Growing up, I watched a much more modest display from a parking lot laid down over a former farm field once owned by Harry Truman. My father never liked fireworks – the crackles and blasts were reminders of a war he was lucky enough to return from. This year, I am celebrating a moment of peace amid the economic turmoil that is 2009.

Broad appeal

I just finished reading Broad Street by Christine Weiser. It left me nostalgic for Philadelphia – the endless rowhouses, the funky shops, the great restaurants. Not that I don’t still visit, but I moved away in 1994, the same fateful year that wraps up Weiser’s novel, the year of birth and death; the year my son was born and the year Kurt Cobain killed himself.

Weiser sets her novel in that time period of the early 1990s, when grunge and grrrl bands ruled. I loved her insider’s look at indie rock, where talent is honed on the whetstone of weekly band practice and occasional bar gig. The insular world of local rock bands is no different from corporate business or Washington: Hard work can pay off, but it’s who you know that gives you a boost up the ladder to power or fame. Weiser’s Kit Greene keeps pushing toward her goal, despite bad boyfriends, disloyal drummers, and way too many hangovers.

I appreciated that Weiser used Cobain’s death as a pivotal moment in her story.
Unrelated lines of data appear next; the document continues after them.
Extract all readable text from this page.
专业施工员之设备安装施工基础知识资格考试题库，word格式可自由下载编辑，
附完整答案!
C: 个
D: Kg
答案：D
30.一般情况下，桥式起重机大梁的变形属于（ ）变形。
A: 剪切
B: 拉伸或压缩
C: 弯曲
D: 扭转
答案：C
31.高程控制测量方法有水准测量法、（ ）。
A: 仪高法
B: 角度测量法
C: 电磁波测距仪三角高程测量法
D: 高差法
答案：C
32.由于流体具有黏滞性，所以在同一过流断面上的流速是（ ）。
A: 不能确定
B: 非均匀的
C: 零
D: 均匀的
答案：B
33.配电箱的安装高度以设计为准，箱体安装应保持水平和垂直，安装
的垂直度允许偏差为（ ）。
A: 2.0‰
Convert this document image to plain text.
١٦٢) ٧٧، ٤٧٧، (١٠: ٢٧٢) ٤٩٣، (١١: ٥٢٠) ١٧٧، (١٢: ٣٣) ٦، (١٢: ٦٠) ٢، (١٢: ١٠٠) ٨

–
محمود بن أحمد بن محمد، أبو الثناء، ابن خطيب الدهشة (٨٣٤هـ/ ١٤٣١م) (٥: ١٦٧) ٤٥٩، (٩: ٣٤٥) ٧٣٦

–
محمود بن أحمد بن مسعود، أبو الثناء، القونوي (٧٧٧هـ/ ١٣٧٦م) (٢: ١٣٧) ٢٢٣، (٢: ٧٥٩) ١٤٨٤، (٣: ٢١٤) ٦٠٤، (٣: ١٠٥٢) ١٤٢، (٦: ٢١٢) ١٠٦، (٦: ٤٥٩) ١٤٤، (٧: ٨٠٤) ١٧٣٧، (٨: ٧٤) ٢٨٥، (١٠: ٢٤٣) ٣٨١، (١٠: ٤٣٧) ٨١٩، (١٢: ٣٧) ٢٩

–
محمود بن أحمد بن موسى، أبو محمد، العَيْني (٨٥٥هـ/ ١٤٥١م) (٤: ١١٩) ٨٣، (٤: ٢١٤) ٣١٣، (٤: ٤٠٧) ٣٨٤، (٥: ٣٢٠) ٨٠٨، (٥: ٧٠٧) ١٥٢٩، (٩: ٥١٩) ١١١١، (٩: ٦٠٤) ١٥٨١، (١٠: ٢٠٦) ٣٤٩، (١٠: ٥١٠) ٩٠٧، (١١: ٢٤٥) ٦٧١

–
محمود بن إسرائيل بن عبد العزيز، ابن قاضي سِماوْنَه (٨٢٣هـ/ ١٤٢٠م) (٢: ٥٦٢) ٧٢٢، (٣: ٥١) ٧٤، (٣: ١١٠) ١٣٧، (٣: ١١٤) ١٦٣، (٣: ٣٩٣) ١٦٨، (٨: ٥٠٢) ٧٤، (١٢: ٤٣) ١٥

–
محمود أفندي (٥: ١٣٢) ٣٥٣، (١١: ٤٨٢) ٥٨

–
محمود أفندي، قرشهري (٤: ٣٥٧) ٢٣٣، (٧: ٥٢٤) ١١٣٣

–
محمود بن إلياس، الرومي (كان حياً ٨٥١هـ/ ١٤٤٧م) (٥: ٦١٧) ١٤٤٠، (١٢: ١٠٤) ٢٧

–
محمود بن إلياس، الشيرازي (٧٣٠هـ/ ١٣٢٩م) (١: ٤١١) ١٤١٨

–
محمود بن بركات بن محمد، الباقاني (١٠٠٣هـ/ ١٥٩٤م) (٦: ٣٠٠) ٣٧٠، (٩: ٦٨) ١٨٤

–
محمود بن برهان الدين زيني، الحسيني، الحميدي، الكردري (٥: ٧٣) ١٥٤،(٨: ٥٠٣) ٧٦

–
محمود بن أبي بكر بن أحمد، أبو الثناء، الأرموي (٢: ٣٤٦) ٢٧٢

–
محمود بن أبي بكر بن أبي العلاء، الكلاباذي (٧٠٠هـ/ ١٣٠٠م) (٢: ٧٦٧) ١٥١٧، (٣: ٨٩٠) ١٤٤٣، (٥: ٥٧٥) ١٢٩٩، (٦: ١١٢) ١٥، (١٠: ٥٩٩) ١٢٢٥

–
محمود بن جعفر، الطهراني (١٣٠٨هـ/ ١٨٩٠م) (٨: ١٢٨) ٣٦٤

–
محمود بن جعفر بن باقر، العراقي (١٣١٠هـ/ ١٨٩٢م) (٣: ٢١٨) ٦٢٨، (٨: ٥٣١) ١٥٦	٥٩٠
His passion spoke to me as few other musicians’ have. He could inspire as much by his wall of sound as the intense beauty of his ballads. I reveled in the word play of his lyrics. He taught me that ugly can be much more profound than pretty and that shocking is sometimes the best way to get a point across.

It’s been 15 years since Cobain died. The world has changed, and so has my life; my son will be a sophomore in high school and, although I still hold the pipe dream of starting a band – how about an all-girl Nirvana tribune band called Contagious? – it’s probably not going to happen.

Weiser still plays in a band in Philadelphia, but she has moved on, as well, to co-publish the literary journal Philadelphia Stories.